Member of the Puerto Rico Senate from the at-large district
- Incumbent
- Assumed office January 2, 2021
- Preceded by: Position established

Personal details
- Born: February 3, 1983 (age 43) San Juan, Puerto Rico
- Party: Independent
- Children: 2
- Education: University of Puerto Rico, Río Piedras Campus (BA; JD); Pontifical University of Salamanca (LLM);
- Occupation: Politician; lawyer;

= Joanne Rodríguez Veve =

Puerto Rican politician

Joanne Marie Rodríguez Veve (San Juan, Puerto Rico; born February 3, 1983) is a Puerto Rican politician and lawyer. She currently serves as at-large senator at the 28th Senate of Puerto Rico (2025–2029).
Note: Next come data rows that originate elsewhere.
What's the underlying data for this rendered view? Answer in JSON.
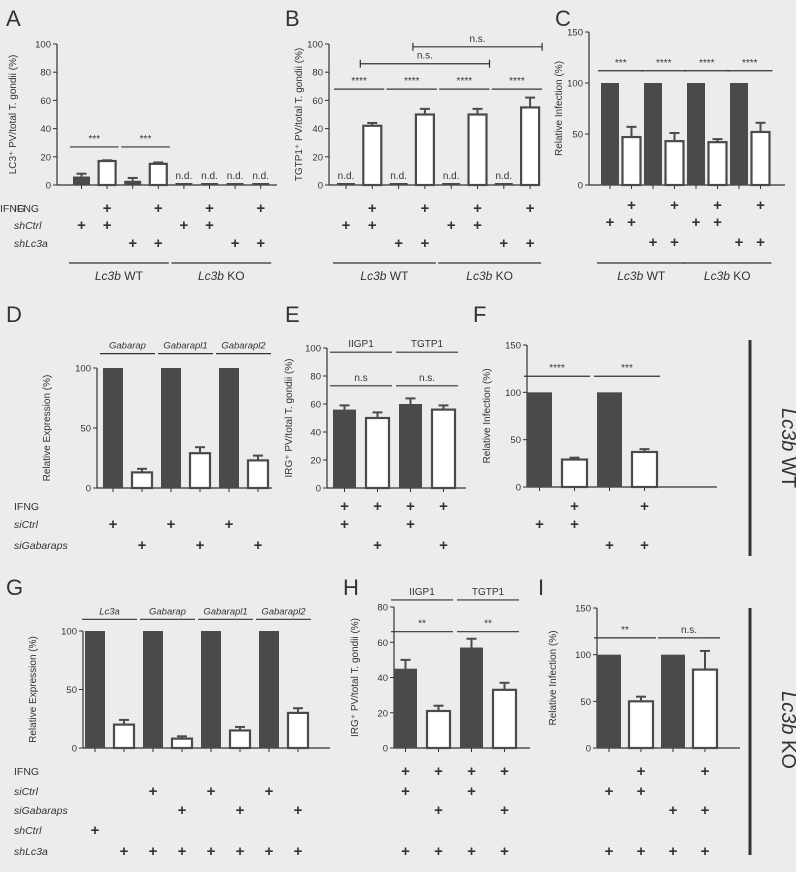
{
  "side_labels": [
    {
      "ital": "Lc3b",
      "rest": " WT"
    },
    {
      "ital": "Lc3b",
      "rest": " KO"
    }
  ],
  "chart_data": [
    {
      "panel": "A",
      "type": "bar",
      "ylabel": "LC3⁺ PV/total T. gondii (%)",
      "ylim": [
        0,
        100
      ],
      "yticks": [
        0,
        20,
        40,
        60,
        80,
        100
      ],
      "values": [
        6,
        17,
        3,
        15,
        null,
        null,
        null,
        null
      ],
      "errors": [
        2,
        0.5,
        2,
        1,
        0,
        0,
        0,
        0
      ],
      "fills": [
        "dark",
        "white",
        "dark",
        "white",
        "dark",
        "white",
        "dark",
        "white"
      ],
      "nd_labels": [
        "n.d.",
        "n.d.",
        "n.d.",
        "n.d."
      ],
      "sig": [
        {
          "a": 0,
          "b": 1,
          "y": 27,
          "label": "***"
        },
        {
          "a": 2,
          "b": 3,
          "y": 27,
          "label": "***"
        }
      ],
      "rows": [
        {
          "label": "IFNG",
          "marks": [
            1,
            3,
            5,
            7
          ]
        },
        {
          "label": "shCtrl",
          "ital": true,
          "marks": [
            0,
            1,
            4,
            5
          ]
        },
        {
          "label": "shLc3a",
          "ital": true,
          "marks": [
            2,
            3,
            6,
            7
          ]
        }
      ],
      "groups": [
        {
          "a": 0,
          "b": 3,
          "ital": "Lc3b",
          "rest": " WT"
        },
        {
          "a": 4,
          "b": 7,
          "ital": "Lc3b",
          "rest": " KO"
        }
      ]
    },
    {
      "panel": "B",
      "type": "bar",
      "ylabel": "TGTP1⁺ PV/total T. gondii (%)",
      "ylim": [
        0,
        100
      ],
      "yticks": [
        0,
        20,
        40,
        60,
        80,
        100
      ],
      "values": [
        null,
        42,
        null,
        50,
        null,
        50,
        null,
        55
      ],
      "errors": [
        0,
        2,
        0,
        4,
        0,
        4,
        0,
        7
      ],
      "fills": [
        "dark",
        "white",
        "dark",
        "white",
        "dark",
        "white",
        "dark",
        "white"
      ],
      "nd_labels": [
        "n.d.",
        "n.d.",
        "n.d.",
        "n.d."
      ],
      "sig": [
        {
          "a": 0,
          "b": 1,
          "y": 68,
          "label": "****"
        },
        {
          "a": 2,
          "b": 3,
          "y": 68,
          "label": "****"
        },
        {
          "a": 4,
          "b": 5,
          "y": 68,
          "label": "****"
        },
        {
          "a": 6,
          "b": 7,
          "y": 68,
          "label": "****"
        },
        {
          "a": 1,
          "b": 5,
          "y": 86,
          "label": "n.s."
        },
        {
          "a": 3,
          "b": 7,
          "y": 98,
          "label": "n.s."
        }
      ],
      "rows": [
        {
          "label": "IFNG",
          "marks": [
            1,
            3,
            5,
            7
          ]
        },
        {
          "label": "",
          "marks": [
            0,
            1,
            4,
            5
          ]
        },
        {
          "label": "",
          "marks": [
            2,
            3,
            6,
            7
          ]
        }
      ],
      "groups": [
        {
          "a": 0,
          "b": 3,
          "ital": "Lc3b",
          "rest": " WT"
        },
        {
          "a": 4,
          "b": 7,
          "ital": "Lc3b",
          "rest": " KO"
        }
      ]
    },
    {
      "panel": "C",
      "type": "bar",
      "ylabel": "Relative Infection (%)",
      "ylim": [
        0,
        150
      ],
      "yticks": [
        0,
        50,
        100,
        150
      ],
      "values": [
        100,
        47,
        100,
        43,
        100,
        42,
        100,
        52
      ],
      "errors": [
        0,
        10,
        0,
        8,
        0,
        3,
        0,
        9
      ],
      "fills": [
        "dark",
        "white",
        "dark",
        "white",
        "dark",
        "white",
        "dark",
        "white"
      ],
      "nd_labels": [],
      "sig": [
        {
          "a": 0,
          "b": 1,
          "y": 112,
          "label": "***"
        },
        {
          "a": 2,
          "b": 3,
          "y": 112,
          "label": "****"
        },
        {
          "a": 4,
          "b": 5,
          "y": 112,
          "label": "****"
        },
        {
          "a": 6,
          "b": 7,
          "y": 112,
          "label": "****"
        }
      ],
      "rows": [
        {
          "label": "",
          "marks": [
            1,
            3,
            5,
            7
          ]
        },
        {
          "label": "",
          "marks": [
            0,
            1,
            4,
            5
          ]
        },
        {
          "label": "",
          "marks": [
            2,
            3,
            6,
            7
          ]
        }
      ],
      "groups": [
        {
          "a": 0,
          "b": 3,
          "ital": "Lc3b",
          "rest": " WT"
        },
        {
          "a": 4,
          "b": 7,
          "ital": "Lc3b",
          "rest": " KO"
        }
      ]
    },
    {
      "panel": "D",
      "type": "bar",
      "ylabel": "Relative Expression (%)",
      "ylim": [
        0,
        100
      ],
      "yticks": [
        0,
        50,
        100
      ],
      "values": [
        100,
        13,
        100,
        29,
        100,
        23
      ],
      "errors": [
        0,
        3,
        0,
        5,
        0,
        4
      ],
      "fills": [
        "dark",
        "white",
        "dark",
        "white",
        "dark",
        "white"
      ],
      "nd_labels": [],
      "sig": [
        {
          "a": 0,
          "b": 1,
          "y": 112,
          "label": "Gabarap",
          "ital": true
        },
        {
          "a": 2,
          "b": 3,
          "y": 112,
          "label": "Gabarapl1",
          "ital": true
        },
        {
          "a": 4,
          "b": 5,
          "y": 112,
          "label": "Gabarapl2",
          "ital": true
        }
      ],
      "rows": [
        {
          "label": "IFNG",
          "marks": []
        },
        {
          "label": "siCtrl",
          "ital": true,
          "marks": [
            0,
            2,
            4
          ]
        },
        {
          "label": "siGabaraps",
          "ital": true,
          "marks": [
            1,
            3,
            5
          ]
        }
      ],
      "groups": []
    },
    {
      "panel": "E",
      "type": "bar",
      "ylabel": "IRG⁺ PV/total T. gondii (%)",
      "ylim": [
        0,
        100
      ],
      "yticks": [
        0,
        20,
        40,
        60,
        80,
        100
      ],
      "values": [
        56,
        50,
        60,
        56
      ],
      "errors": [
        3,
        4,
        4,
        3
      ],
      "fills": [
        "dark",
        "white",
        "dark",
        "white"
      ],
      "nd_labels": [],
      "sig": [
        {
          "a": 0,
          "b": 1,
          "y": 73,
          "label": "n.s"
        },
        {
          "a": 2,
          "b": 3,
          "y": 73,
          "label": "n.s."
        },
        {
          "a": 0,
          "b": 1,
          "y": 97,
          "label": "IIGP1"
        },
        {
          "a": 2,
          "b": 3,
          "y": 97,
          "label": "TGTP1"
        }
      ],
      "rows": [
        {
          "label": "",
          "marks": [
            0,
            1,
            2,
            3
          ]
        },
        {
          "label": "",
          "marks": [
            0,
            2
          ]
        },
        {
          "label": "",
          "marks": [
            1,
            3
          ]
        }
      ],
      "groups": []
    },
    {
      "panel": "F",
      "type": "bar",
      "ylabel": "Relative Infection (%)",
      "ylim": [
        0,
        150
      ],
      "yticks": [
        0,
        50,
        100,
        150
      ],
      "values": [
        100,
        29,
        100,
        37
      ],
      "errors": [
        0,
        2,
        0,
        3
      ],
      "fills": [
        "dark",
        "white",
        "dark",
        "white"
      ],
      "nd_labels": [],
      "sig": [
        {
          "a": 0,
          "b": 1,
          "y": 117,
          "label": "****"
        },
        {
          "a": 2,
          "b": 3,
          "y": 117,
          "label": "***"
        }
      ],
      "rows": [
        {
          "label": "",
          "marks": [
            1,
            3
          ]
        },
        {
          "label": "",
          "marks": [
            0,
            1
          ]
        },
        {
          "label": "",
          "marks": [
            2,
            3
          ]
        }
      ],
      "groups": []
    },
    {
      "panel": "G",
      "type": "bar",
      "ylabel": "Relative Expression (%)",
      "ylim": [
        0,
        100
      ],
      "yticks": [
        0,
        50,
        100
      ],
      "values": [
        100,
        20,
        100,
        8,
        100,
        15,
        100,
        30
      ],
      "errors": [
        0,
        4,
        0,
        2,
        0,
        3,
        0,
        4
      ],
      "fills": [
        "dark",
        "white",
        "dark",
        "white",
        "dark",
        "white",
        "dark",
        "white"
      ],
      "nd_labels": [],
      "sig": [
        {
          "a": 0,
          "b": 1,
          "y": 110,
          "label": "Lc3a",
          "ital": true
        },
        {
          "a": 2,
          "b": 3,
          "y": 110,
          "label": "Gabarap",
          "ital": true
        },
        {
          "a": 4,
          "b": 5,
          "y": 110,
          "label": "Gabarapl1",
          "ital": true
        },
        {
          "a": 6,
          "b": 7,
          "y": 110,
          "label": "Gabarapl2",
          "ital": true
        }
      ],
      "rows": [
        {
          "label": "IFNG",
          "marks": []
        },
        {
          "label": "siCtrl",
          "ital": true,
          "marks": [
            2,
            4,
            6
          ]
        },
        {
          "label": "siGabaraps",
          "ital": true,
          "marks": [
            3,
            5,
            7
          ]
        },
        {
          "label": "shCtrl",
          "ital": true,
          "marks": [
            0
          ]
        },
        {
          "label": "shLc3a",
          "ital": true,
          "marks": [
            1,
            2,
            3,
            4,
            5,
            6,
            7
          ]
        }
      ],
      "groups": []
    },
    {
      "panel": "H",
      "type": "bar",
      "ylabel": "IRG⁺ PV/total T. gondii (%)",
      "ylim": [
        0,
        80
      ],
      "yticks": [
        0,
        20,
        40,
        60,
        80
      ],
      "values": [
        45,
        21,
        57,
        33
      ],
      "errors": [
        5,
        3,
        5,
        4
      ],
      "fills": [
        "dark",
        "white",
        "dark",
        "white"
      ],
      "nd_labels": [],
      "sig": [
        {
          "a": 0,
          "b": 1,
          "y": 66,
          "label": "**"
        },
        {
          "a": 2,
          "b": 3,
          "y": 66,
          "label": "**"
        },
        {
          "a": 0,
          "b": 1,
          "y": 84,
          "label": "IIGP1"
        },
        {
          "a": 2,
          "b": 3,
          "y": 84,
          "label": "TGTP1"
        }
      ],
      "rows": [
        {
          "label": "",
          "marks": [
            0,
            1,
            2,
            3
          ]
        },
        {
          "label": "",
          "marks": [
            0,
            2
          ]
        },
        {
          "label": "",
          "marks": [
            1,
            3
          ]
        },
        {
          "label": "",
          "marks": []
        },
        {
          "label": "",
          "marks": [
            0,
            1,
            2,
            3
          ]
        }
      ],
      "groups": []
    },
    {
      "panel": "I",
      "type": "bar",
      "ylabel": "Relative Infection (%)",
      "ylim": [
        0,
        150
      ],
      "yticks": [
        0,
        50,
        100,
        150
      ],
      "values": [
        100,
        50,
        100,
        84
      ],
      "errors": [
        0,
        5,
        0,
        20
      ],
      "fills": [
        "dark",
        "white",
        "dark",
        "white"
      ],
      "nd_labels": [],
      "sig": [
        {
          "a": 0,
          "b": 1,
          "y": 118,
          "label": "**"
        },
        {
          "a": 2,
          "b": 3,
          "y": 118,
          "label": "n.s."
        }
      ],
      "rows": [
        {
          "label": "",
          "marks": [
            1,
            3
          ]
        },
        {
          "label": "",
          "marks": [
            0,
            1
          ]
        },
        {
          "label": "",
          "marks": [
            2,
            3
          ]
        },
        {
          "label": "",
          "marks": []
        },
        {
          "label": "",
          "marks": [
            0,
            1,
            2,
            3
          ]
        }
      ],
      "groups": []
    }
  ]
}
She was elected during the 2020 Puerto Rico Senate election and is the first senator of the party.

==Education==

Rodriguez graduated from high school from Colegio Marista Guaynabo in 2001. She earned a Bachelor's Degree in Political Science and a Juris Doctor from the University of Puerto Rico, Río Piedras Campus. Then she completed a Master's Degree in Canon law from the Pontifical University of Salamanca in Spain, and has studied History of Puerto Rico at the Center for Advanced Studies on Puerto Rico and the Caribbean

==Professional career==

She has worked as a lawyer for ecclesiastical processes of matrimonial nullity and in the Human Resources field, specializing in labor matters management.

In 2020, she announced that she would be running for a seat at the Senate of Puerto Rico at-large under the Proyecto Dignidad party. She ended up at second place with 88,716 (7.33%) votes and was sworn in as Senator on January 2, 2021 with the rest of the elected senators.